Q: Can I continue using Chatfuel after May 25, 2017 and be sure that I’m in compliance with GDPR requirements?
- We have taken all the necessary steps for Chatfuel to be in compliance with the requirements of GDPR. Accepting the DPA agreement from Chatfuel is an important step towards your compliance. Talk to your legal counsel to evaluate your individual organizational processes and understand what you may need to do in addition to ensure full compliance.
Q: How to best communicate the steps Chatfuel has taken to be GDPR-compliant
- We’ve implemented specific legal, technical and organizational measures aimed to address data privacy and security concerns, such as:
- put in place the contractual measures in the form of a Data Processing Agreement in accordance with the GDPR requirements
- ensured that we have appropriate contractual measures in place with each of our data subprocessors such as cloud service and analytics providers
- implemented and outlined specific technical and organizational measures to ensure data privacy and security
Q: How do bot users opt-in and opt-out of sharing their data / manage consent?

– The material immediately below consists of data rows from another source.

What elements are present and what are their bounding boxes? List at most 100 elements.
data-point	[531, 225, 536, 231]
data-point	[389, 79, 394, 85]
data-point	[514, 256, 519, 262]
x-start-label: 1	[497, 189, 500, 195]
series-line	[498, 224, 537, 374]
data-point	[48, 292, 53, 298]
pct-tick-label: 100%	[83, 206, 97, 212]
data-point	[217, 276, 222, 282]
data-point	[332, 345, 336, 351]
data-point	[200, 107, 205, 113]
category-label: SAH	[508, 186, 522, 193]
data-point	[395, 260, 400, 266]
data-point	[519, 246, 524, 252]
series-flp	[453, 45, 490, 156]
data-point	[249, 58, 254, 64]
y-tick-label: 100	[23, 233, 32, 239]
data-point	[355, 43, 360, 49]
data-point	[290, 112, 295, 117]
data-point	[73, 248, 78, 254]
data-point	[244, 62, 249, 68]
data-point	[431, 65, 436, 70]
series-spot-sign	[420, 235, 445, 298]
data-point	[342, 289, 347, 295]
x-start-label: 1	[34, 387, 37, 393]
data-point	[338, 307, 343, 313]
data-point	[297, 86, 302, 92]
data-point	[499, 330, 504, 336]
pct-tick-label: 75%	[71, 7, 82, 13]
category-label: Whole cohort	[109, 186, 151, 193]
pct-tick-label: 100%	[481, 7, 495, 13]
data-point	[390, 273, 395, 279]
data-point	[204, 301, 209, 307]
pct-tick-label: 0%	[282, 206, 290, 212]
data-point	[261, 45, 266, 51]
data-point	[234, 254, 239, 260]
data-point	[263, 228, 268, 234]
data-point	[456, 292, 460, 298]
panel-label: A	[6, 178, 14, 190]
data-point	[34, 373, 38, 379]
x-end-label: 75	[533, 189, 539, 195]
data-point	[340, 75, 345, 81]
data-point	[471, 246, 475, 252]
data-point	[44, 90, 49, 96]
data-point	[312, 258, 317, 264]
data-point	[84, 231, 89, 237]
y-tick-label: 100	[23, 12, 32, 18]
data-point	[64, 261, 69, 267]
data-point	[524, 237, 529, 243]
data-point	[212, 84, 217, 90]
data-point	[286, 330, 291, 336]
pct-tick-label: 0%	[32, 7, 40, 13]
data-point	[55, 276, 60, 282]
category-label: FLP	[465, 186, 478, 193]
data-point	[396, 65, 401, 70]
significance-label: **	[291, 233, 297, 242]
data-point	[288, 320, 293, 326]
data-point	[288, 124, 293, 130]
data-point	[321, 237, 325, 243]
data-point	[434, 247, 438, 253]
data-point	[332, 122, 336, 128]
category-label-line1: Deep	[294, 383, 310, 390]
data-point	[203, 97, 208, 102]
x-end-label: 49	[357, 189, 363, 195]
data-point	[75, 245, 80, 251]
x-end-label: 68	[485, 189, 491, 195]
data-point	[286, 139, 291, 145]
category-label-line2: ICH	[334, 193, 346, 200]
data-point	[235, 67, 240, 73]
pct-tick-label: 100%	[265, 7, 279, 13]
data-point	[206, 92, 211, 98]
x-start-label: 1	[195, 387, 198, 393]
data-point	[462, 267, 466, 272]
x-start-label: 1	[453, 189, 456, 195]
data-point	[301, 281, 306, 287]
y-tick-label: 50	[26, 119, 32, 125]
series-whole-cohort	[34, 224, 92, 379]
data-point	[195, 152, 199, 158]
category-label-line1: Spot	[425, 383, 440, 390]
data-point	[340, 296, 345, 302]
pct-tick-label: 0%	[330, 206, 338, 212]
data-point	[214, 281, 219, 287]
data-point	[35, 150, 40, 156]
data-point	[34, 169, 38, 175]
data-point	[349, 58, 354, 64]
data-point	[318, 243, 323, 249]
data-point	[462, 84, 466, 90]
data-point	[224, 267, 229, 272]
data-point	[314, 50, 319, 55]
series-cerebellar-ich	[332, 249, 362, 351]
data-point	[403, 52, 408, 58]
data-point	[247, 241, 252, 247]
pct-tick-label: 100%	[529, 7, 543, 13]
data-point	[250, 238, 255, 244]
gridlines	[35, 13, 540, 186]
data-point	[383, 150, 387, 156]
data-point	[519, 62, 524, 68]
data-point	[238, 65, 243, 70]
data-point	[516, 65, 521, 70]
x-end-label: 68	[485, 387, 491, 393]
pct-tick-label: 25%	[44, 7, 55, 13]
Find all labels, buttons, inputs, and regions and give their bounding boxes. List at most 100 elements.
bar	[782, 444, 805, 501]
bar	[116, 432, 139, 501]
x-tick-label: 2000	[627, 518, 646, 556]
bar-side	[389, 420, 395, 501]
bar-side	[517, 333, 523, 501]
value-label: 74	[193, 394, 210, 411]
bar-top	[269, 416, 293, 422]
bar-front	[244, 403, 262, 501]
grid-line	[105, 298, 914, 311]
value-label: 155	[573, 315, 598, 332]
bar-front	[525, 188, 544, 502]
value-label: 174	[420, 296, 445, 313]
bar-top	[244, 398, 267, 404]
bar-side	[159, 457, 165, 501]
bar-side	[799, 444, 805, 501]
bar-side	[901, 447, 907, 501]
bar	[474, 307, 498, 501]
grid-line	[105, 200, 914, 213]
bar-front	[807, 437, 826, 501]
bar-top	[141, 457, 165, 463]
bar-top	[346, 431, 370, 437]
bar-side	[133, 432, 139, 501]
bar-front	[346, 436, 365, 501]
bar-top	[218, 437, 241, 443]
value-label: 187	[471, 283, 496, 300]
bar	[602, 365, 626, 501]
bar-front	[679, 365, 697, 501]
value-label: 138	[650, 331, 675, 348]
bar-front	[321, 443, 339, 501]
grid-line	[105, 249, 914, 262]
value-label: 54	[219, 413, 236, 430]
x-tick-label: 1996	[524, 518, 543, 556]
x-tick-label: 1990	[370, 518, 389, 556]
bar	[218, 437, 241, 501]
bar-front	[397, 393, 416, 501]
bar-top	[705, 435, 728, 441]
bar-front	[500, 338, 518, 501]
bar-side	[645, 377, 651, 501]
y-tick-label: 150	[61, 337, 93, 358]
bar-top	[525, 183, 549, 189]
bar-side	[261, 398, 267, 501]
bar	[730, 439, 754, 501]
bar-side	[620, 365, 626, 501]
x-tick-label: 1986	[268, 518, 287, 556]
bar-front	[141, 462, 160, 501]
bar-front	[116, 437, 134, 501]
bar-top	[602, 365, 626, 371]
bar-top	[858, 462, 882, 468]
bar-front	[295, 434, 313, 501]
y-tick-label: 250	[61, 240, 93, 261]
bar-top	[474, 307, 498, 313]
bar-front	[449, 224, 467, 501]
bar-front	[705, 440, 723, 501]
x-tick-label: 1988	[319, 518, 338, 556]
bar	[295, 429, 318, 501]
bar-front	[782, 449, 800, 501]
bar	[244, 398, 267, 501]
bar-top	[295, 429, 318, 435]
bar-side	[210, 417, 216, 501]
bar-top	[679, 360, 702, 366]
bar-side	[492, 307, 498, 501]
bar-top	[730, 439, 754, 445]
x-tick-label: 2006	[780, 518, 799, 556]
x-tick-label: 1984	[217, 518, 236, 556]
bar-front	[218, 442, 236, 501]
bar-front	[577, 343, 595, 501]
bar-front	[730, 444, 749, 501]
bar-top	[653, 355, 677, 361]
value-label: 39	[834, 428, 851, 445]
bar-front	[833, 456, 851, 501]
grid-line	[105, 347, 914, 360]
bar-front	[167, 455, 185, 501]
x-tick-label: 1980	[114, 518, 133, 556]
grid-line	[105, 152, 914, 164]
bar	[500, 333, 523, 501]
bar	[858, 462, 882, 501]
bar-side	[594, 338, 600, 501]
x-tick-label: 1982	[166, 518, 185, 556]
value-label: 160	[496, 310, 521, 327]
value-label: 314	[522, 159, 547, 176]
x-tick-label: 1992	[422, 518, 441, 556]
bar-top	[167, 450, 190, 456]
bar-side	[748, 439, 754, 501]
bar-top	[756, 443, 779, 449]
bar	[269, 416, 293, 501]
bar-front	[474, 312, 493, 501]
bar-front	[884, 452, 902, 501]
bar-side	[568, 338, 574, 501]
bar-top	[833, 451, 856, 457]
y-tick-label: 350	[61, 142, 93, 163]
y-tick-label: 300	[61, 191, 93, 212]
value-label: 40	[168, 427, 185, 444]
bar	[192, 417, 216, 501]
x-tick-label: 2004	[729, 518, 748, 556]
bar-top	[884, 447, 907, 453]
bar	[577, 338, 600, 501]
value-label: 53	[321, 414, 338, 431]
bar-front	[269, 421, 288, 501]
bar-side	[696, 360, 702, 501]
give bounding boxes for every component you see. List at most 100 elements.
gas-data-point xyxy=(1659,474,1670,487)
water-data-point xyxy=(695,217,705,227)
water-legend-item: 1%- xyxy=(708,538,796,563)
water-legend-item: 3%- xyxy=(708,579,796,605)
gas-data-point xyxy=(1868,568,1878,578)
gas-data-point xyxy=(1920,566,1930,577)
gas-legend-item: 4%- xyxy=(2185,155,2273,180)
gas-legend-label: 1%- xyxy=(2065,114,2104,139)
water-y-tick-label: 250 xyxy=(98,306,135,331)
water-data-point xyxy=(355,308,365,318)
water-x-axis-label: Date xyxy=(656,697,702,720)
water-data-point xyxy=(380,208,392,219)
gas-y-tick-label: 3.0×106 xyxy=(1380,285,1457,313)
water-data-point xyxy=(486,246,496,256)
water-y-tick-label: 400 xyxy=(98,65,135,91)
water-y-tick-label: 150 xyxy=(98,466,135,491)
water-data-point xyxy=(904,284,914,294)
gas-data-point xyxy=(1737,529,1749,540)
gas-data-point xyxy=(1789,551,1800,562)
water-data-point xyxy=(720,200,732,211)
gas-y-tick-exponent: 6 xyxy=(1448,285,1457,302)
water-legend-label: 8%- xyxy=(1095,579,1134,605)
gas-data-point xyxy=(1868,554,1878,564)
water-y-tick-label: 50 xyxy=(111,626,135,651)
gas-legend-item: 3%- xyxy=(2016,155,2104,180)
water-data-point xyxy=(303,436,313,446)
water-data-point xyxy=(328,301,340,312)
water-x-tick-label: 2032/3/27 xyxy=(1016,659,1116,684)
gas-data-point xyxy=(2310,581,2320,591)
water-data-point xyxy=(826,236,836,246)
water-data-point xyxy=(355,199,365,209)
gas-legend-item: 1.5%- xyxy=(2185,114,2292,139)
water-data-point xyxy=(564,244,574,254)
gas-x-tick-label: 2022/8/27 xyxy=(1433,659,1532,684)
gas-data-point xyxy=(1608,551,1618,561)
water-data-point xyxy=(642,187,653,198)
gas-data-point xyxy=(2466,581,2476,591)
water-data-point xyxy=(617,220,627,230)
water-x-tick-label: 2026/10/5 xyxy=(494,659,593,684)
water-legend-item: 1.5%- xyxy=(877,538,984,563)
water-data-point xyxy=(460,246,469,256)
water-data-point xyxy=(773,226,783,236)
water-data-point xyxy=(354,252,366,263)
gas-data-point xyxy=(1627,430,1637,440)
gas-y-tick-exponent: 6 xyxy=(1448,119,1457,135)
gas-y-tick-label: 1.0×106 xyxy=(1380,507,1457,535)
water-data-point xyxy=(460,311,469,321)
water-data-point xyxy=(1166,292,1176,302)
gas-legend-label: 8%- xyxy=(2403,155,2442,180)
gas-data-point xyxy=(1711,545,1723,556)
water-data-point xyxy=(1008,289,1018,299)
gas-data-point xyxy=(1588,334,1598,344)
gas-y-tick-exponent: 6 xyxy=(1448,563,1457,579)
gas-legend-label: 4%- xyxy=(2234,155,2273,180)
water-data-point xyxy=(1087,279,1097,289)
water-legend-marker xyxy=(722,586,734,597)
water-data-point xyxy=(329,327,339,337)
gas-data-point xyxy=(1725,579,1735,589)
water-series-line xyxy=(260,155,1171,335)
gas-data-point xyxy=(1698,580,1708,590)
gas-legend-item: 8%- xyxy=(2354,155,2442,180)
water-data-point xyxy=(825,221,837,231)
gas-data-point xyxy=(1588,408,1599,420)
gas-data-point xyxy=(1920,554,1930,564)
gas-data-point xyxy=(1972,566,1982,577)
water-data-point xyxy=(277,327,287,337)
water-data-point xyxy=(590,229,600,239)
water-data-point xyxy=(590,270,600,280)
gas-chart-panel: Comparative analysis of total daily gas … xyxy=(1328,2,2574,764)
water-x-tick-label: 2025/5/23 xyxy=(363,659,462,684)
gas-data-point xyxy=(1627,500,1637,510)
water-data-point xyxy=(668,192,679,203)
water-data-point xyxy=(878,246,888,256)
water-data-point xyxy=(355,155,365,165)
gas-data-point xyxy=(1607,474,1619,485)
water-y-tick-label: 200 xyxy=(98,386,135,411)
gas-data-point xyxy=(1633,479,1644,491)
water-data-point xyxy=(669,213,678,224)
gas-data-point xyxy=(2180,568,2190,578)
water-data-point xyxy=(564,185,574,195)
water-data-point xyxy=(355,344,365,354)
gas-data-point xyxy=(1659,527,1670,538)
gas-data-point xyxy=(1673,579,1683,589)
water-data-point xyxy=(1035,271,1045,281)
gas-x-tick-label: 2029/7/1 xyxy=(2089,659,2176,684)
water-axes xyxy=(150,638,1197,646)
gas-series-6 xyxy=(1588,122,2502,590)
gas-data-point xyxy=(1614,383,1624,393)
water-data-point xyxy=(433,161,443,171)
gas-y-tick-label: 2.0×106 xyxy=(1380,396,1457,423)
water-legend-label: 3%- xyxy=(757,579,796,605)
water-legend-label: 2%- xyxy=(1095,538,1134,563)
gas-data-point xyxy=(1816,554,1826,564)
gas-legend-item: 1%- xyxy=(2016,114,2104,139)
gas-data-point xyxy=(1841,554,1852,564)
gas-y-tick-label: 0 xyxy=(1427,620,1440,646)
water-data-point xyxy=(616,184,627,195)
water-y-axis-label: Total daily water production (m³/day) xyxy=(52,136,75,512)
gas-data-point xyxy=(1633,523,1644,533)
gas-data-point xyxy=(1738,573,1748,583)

- The way Messenger team answers this questions is:
“The GDPR defines several possible legal bases for processing information. Depending on your use-case, you may need to rely on users' explicit consent to process their data. The way you obtain consent may vary, for example you may want to ask for consent when a user is talking to your bot via message or a webview. We suggest you confer with legal counsel to determine the requirements for your business.”
When you collect any personal data from the bot users, you are responsible for establishing the proper ‘opt in’ mechanics as may be appropriate with regards to GDPR. If your users elect to opt-out, please reach out to us and we will remove their data individually.